Tesla hat das Model 3 abgespeckt und bietet es zum Kampfpreis an. Ab 36.990 Euro ist man dabei. Wo hat der US-Autohersteller gespart, um auf diesen Preis zu kommen?

Gleich vorweg: Der Blinkerhebel wurde beim neuen Model 3 Standard nicht eingespart. Tesla änderte im Oktober 2025 seine Produktpalette und führte neue, günstigere Einstiegsmodelle ein. Sowohl beim Model Y als auch beim Model 3 heißen die billigsten Versionen jetzt Standard. Darüber gibt es die Premium- und Performance-Varianten. Spannend blieb, was genau Tesla bei den Standard-Modellen rausschmeißt, um sie zu einem günstigeren Preis anbieten zu können. Gerüchten zufolge sollte etwa das Glasdach verschwinden und durch Blech ersetzt werden. „Die Presse“ konnte mit dem neuen Model 3 Standard eine kleine Probefahrt machen und hat gesucht, was fehlt.
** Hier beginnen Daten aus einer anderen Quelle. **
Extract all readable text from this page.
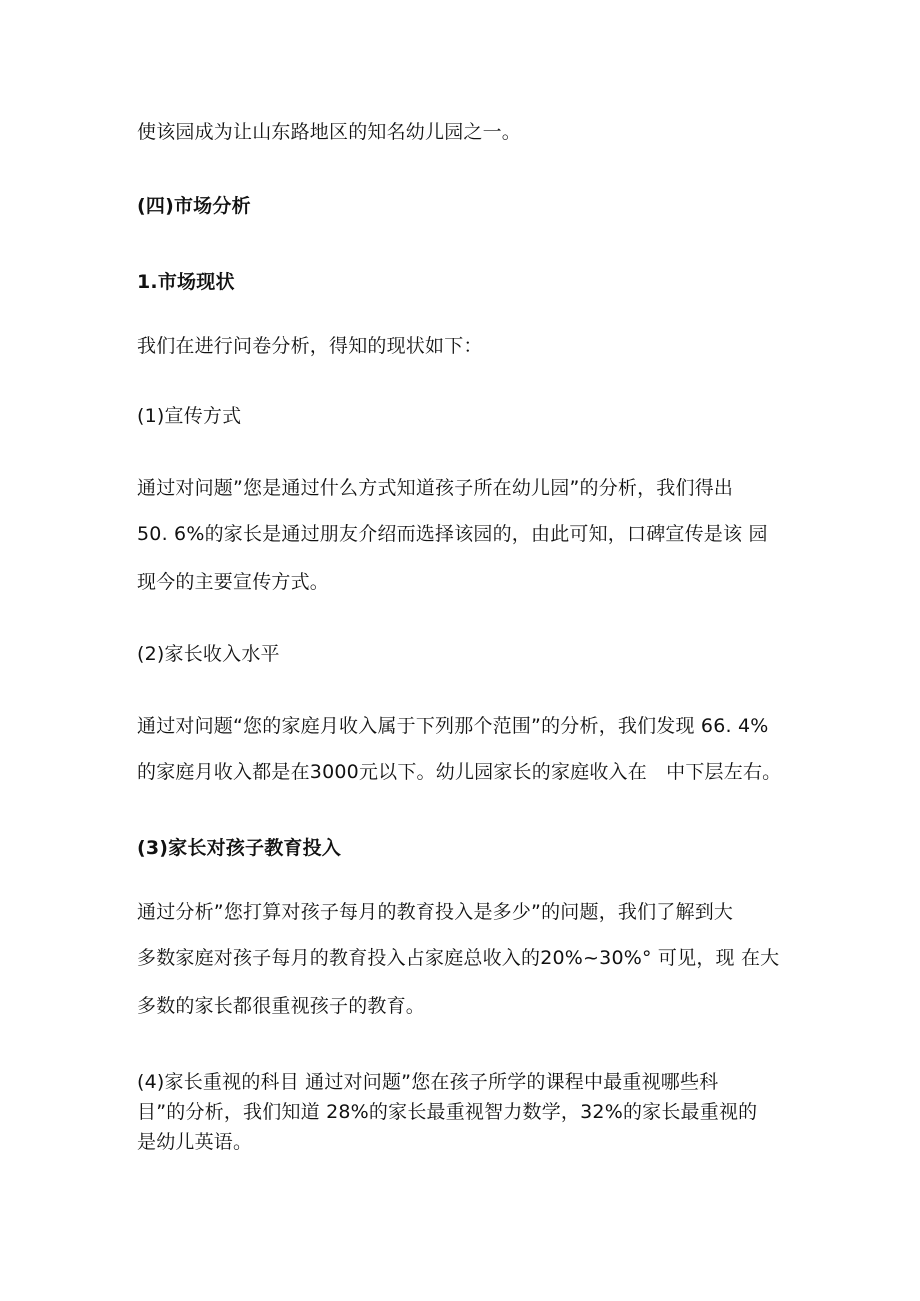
使该园成为让山东路地区的知名幼儿园之一。
(四)市场分析
1.市场现状
我们在进行问卷分析，得知的现状如下：
(1)宣传方式
通过对问题”您是通过什么方式知道孩子所在幼儿园”的分析，我们得出
50. 6%的家长是通过朋友介绍而选择该园的，由此可知，口碑宣传是该 园
现今的主要宣传方式。
(2)家长收入水平
通过对问题“您的家庭月收入属于下列那个范围”的分析，我们发现 66. 4%
的家庭月收入都是在3000元以下。幼儿园家长的家庭收入在　中下层左右。
(3)家长对孩子教育投入
通过分析”您打算对孩子每月的教育投入是多少”的问题，我们了解到大
多数家庭对孩子每月的教育投入占家庭总收入的20%~30%° 可见，现 在大
多数的家长都很重视孩子的教育。
(4)家长重视的科目 通过对问题”您在孩子所学的课程中最重视哪些科
目”的分析，我们知道 28%的家长最重视智力数学，32%的家长最重视的
是幼儿英语。
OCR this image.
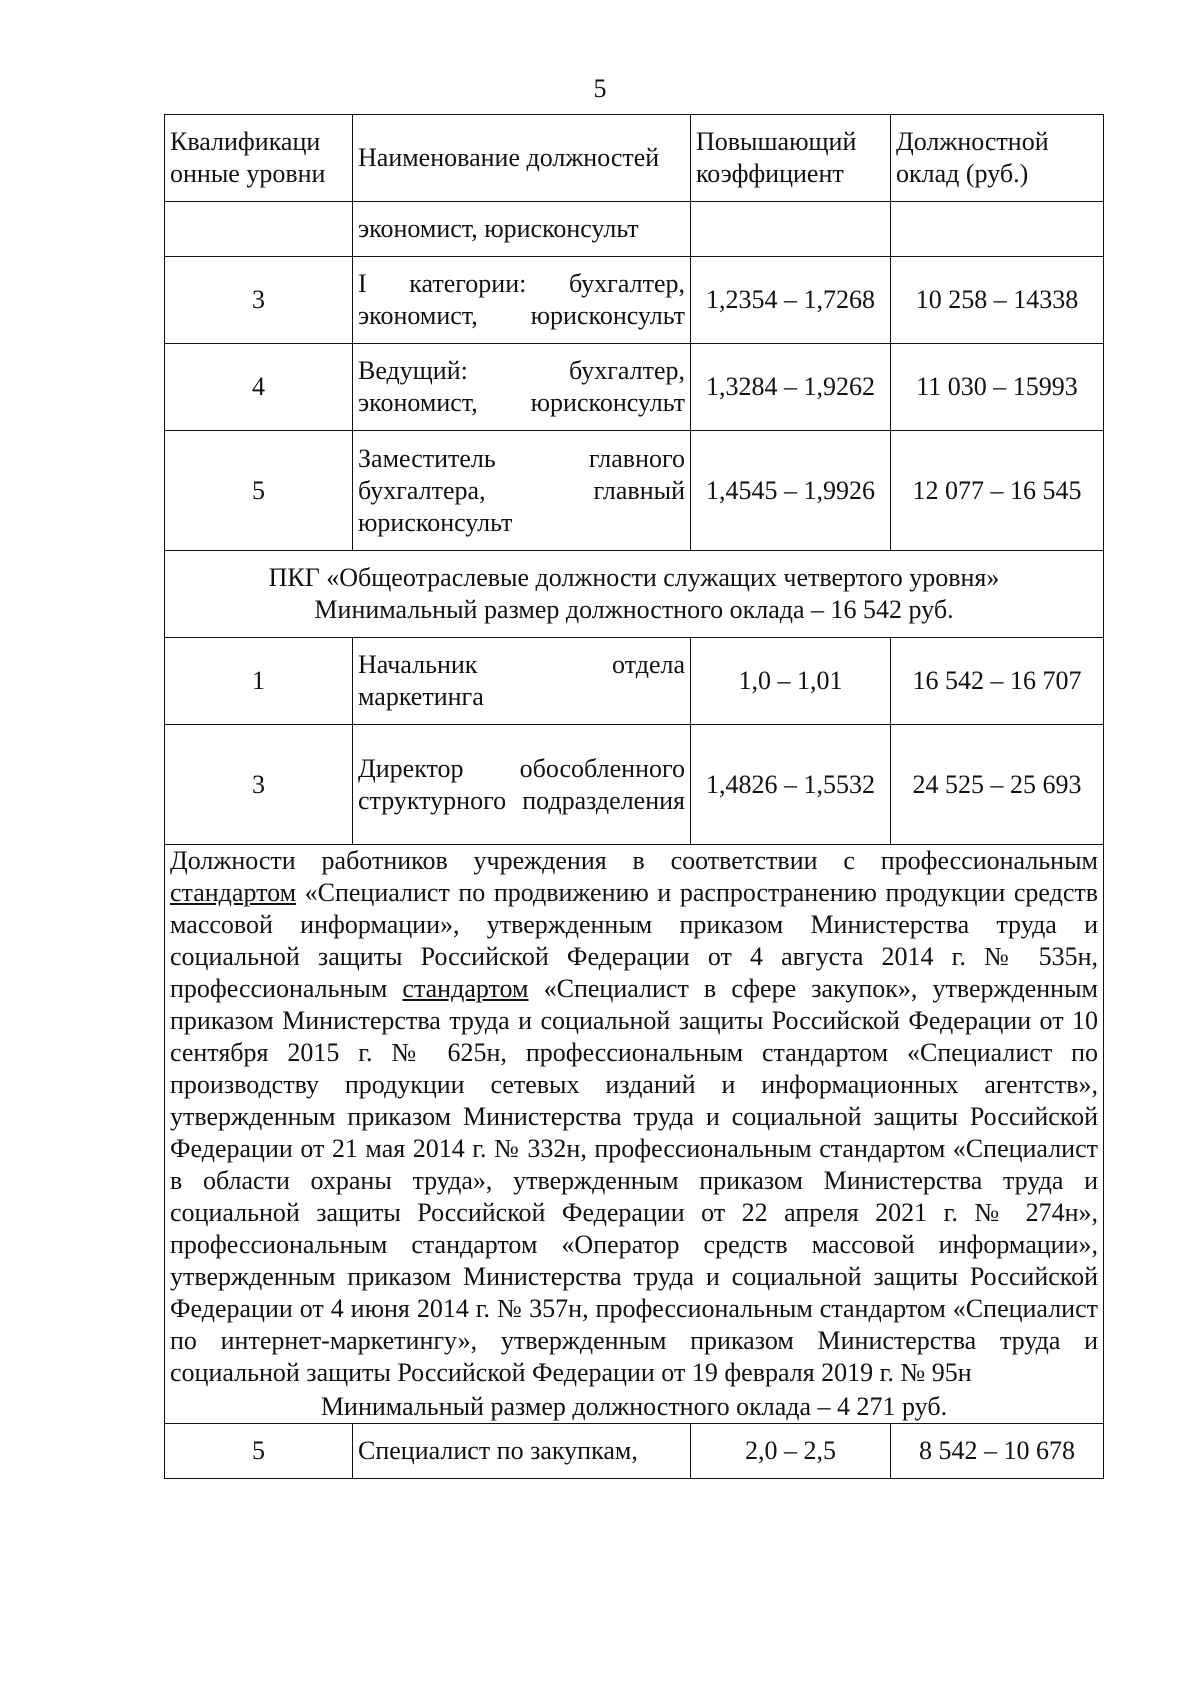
5
Квалификаци онные уровни	Наименование должностей	Повышающий коэффициент	Должностной оклад (руб.)
	экономист, юрисконсульт		
3	I категории: бухгалтер, экономист, юрисконсульт	1,2354 – 1,7268	10 258 – 14338
4	Ведущий: бухгалтер, экономист, юрисконсульт	1,3284 – 1,9262	11 030 – 15993
5	Заместитель главного бухгалтера, главный юрисконсульт	1,4545 – 1,9926	12 077 – 16 545

ПКГ «Общеотраслевые должности служащих четвертого уровня»
Минимальный размер должностного оклада – 16 542 руб.			

1	Начальник отдела маркетинга	1,0 – 1,01	16 542 – 16 707
3	Директор обособленного структурного подразделения	1,4826 – 1,5532	24 525 – 25 693

Должности работников учреждения в соответствии с профессиональным стандартом «Специалист по продвижению и распространению продукции средств массовой информации», утвержденным приказом Министерства труда и социальной защиты Российской Федерации от 4 августа 2014 г. № 535н, профессиональным стандартом «Специалист в сфере закупок», утвержденным приказом Министерства труда и социальной защиты Российской Федерации от 10 сентября 2015 г. № 625н, профессиональным стандартом «Специалист по производству продукции сетевых изданий и информационных агентств», утвержденным приказом Министерства труда и социальной защиты Российской Федерации от 21 мая 2014 г. № 332н, профессиональным стандартом «Специалист в области охраны труда», утвержденным приказом Министерства труда и социальной защиты Российской Федерации от 22 апреля 2021 г. № 274н», профессиональным стандартом «Оператор средств массовой информации», утвержденным приказом Министерства труда и социальной защиты Российской Федерации от 4 июня 2014 г. № 357н, профессиональным стандартом «Специалист по интернет-маркетингу», утвержденным приказом Министерства труда и социальной защиты Российской Федерации от 19 февраля 2019 г. № 95н
Минимальный размер должностного оклада – 4 271 руб.			

5	Специалист по закупкам,	2,0 – 2,5	8 542 – 10 678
Das Glasdach ist noch da. Gespart wird woanders. So gibt es keine Ambientebeleuchtung im Standard. Zugegeben, der Verlustschmerz deswegen ist nicht besonders groß. Das hintere Display für die zweite Reihe ist rausgeflogen. Außerdem wurde bei den Sitzen gespart. Sie sind zum Teil aus Stoff. Das ist ebenfalls kein großer Verlust, denn nicht jeder mag Ledersitze, die im Winter eiskalt sind. Allerdings ist die Sitzfläche eine Spur zu weich ausgelegt und eine Belüftung für die heißen Sommermonate gibt es nicht. Zwar sind Fahrer und Beifahrersitz nach wie vor elektrisch verstellbar, nur läuft das nicht mehr seitlich über Knöpfe, sondern über das zentrale Display in der Mitte. Auch das ist verkraftbar. Denn wie in den Premium-Modellen lassen sich die Sitzeinstellungen zu jedem Fahrer speichern und das Easy-Entry (der Sitz fährt zum bequemen Ein- und Aussteigen in eine gewünschte Position) gibt es auch noch.

Die Sitzeinstellung wird im Model 3 Standard über den Touchscreen erledigt.

Die Sitzeinstellung wird im Model 3 Standard über den Touchscreen erledigt. 

Aber, das Lenkrad tut das nicht mehr. Das lässt sich im Gegensatz zu den Premiums nicht mehr elektrisch verstellen, sondern ganz klassisch und mechanisch über einen Hebel unterm Lenkrad. Das schmerzt schon ein bisschen. Dafür ist das Model 3 Standard RWD aber mit 36.990 Euro um 8000 Euro billiger als das nächstteuere Model 3 Premium RWD.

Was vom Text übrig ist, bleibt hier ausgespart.